W. o’ W.: Roy Harris

“I was born into a family of farmers. Farmers don’t talk very much, the ones that I’ve known, anyhow. They sit around the table, have dinner, and very little is said. That doesn’t mean that they are not thinking, but they are thinking in other terms. They are not thinking in the conventional word terms. They are thinking in terms of the essence of things—what a tomato looks like, what is the texture of a peach, what a horse can do in terms of power, what the sun feels like, or what the quality of moonlight is. They are thinking in these terms, I think, more than they are in the terms of words and the social implications of words… I think that is a wonderful and fortunate beginning for a person who is going to become a composer. This is because music is not a word language but a time-space language… It’s a matter of subjective identification and transference.”

“I don’t think one really decides to be a composer; it sort of happens… I got into music, I suppose, because I was drawn into it, and I think probably this is the only real way to do it. I think life has to draw you into things. I don’t think you make decisions about things.”
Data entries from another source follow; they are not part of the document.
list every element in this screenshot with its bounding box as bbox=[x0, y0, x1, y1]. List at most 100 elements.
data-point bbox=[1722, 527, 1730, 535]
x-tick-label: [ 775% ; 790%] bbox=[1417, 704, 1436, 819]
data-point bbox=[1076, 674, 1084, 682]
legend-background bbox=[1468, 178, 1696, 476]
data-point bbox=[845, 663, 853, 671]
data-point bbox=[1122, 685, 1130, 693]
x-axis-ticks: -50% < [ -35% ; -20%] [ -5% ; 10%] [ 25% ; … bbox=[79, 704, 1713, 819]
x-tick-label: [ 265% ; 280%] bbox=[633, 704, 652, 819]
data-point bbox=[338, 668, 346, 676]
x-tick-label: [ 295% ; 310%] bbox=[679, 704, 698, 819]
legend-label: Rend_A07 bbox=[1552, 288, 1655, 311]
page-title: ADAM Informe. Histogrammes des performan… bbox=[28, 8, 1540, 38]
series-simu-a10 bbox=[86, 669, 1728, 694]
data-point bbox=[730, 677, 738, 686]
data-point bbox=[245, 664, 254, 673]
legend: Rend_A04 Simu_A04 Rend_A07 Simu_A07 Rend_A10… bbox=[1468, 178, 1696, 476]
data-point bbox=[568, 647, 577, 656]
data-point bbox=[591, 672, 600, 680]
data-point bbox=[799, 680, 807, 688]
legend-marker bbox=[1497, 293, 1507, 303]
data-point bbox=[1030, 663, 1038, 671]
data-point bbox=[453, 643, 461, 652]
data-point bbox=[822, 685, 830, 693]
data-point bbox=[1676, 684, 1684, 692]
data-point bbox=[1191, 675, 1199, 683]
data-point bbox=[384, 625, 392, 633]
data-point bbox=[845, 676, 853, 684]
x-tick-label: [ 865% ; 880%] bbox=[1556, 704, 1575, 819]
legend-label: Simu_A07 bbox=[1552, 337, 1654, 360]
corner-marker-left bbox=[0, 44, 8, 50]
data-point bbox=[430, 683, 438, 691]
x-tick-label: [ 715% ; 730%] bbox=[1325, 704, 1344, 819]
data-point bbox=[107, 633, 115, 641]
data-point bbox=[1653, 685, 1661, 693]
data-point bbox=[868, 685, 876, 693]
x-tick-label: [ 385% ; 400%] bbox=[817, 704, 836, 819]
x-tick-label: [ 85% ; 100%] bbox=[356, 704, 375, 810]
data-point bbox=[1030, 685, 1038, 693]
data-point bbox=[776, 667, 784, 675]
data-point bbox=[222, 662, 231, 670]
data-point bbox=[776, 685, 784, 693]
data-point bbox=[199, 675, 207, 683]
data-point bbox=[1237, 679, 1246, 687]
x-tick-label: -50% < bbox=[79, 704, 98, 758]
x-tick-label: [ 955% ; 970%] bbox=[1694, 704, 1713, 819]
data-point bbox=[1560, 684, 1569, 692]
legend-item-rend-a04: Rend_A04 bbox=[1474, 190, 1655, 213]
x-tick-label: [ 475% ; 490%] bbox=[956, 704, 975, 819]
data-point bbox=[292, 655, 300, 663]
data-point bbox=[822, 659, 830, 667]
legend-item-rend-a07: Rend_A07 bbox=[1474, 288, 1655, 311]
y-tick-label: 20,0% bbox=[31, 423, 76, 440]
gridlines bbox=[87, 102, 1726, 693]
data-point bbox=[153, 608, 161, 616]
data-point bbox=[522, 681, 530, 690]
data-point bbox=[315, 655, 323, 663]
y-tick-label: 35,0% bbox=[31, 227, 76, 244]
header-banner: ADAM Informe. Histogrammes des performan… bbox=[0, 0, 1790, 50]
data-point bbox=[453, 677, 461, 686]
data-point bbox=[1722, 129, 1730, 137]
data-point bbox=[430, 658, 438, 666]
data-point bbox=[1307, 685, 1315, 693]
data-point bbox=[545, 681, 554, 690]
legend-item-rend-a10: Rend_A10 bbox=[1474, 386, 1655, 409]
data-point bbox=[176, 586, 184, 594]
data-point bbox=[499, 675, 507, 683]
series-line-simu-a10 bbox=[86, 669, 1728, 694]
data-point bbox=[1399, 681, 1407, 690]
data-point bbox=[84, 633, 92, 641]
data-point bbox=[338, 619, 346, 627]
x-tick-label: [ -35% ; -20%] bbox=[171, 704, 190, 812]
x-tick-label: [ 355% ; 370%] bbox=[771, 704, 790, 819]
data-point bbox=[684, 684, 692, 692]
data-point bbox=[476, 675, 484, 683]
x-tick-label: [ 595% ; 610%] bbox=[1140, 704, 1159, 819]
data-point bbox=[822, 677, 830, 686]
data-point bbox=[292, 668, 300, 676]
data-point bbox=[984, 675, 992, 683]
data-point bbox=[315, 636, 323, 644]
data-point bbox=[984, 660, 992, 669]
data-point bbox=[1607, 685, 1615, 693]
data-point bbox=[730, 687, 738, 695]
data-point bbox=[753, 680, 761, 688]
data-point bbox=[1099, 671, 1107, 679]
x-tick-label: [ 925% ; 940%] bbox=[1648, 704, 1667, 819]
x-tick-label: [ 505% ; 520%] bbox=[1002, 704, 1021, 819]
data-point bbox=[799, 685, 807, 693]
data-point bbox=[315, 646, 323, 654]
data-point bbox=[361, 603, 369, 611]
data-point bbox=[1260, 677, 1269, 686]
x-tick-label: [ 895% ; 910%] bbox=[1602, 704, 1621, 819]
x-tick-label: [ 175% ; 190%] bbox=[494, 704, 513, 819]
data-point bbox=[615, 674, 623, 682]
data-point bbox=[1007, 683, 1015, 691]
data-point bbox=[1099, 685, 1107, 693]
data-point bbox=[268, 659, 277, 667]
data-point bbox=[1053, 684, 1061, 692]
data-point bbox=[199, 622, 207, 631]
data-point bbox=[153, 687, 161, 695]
“The temper of the family has to be fairly even. If people are having tantrum fits, squalls, and all that sort of thing, then the creative work just goes down the drain because it doesn’t work. It requires a certain serenity and a certain kind of happiness… When I’m working very hard, I want somebody around who is very simple, very direct, very earthy, very matter of fact—like a peasant. But when I’ve finished work and I want to play, then I like somebody who is a sophisticate, who has been all over and knows many things, who is a fine conversationalist and is amusing, and who likes good food and all the arts, and all the fine values. I find that when I’m working very hard, my values are rather coarse in the sense that farmer’s would be—not coarse in a moral sense, but coarse-grained, rather. The people that I prefer to be with are people whom I can count on, people who are rather solid, not very full of subtleties. There is nothing that annoys me so much as subtlety when I’m profoundly interested in something else.”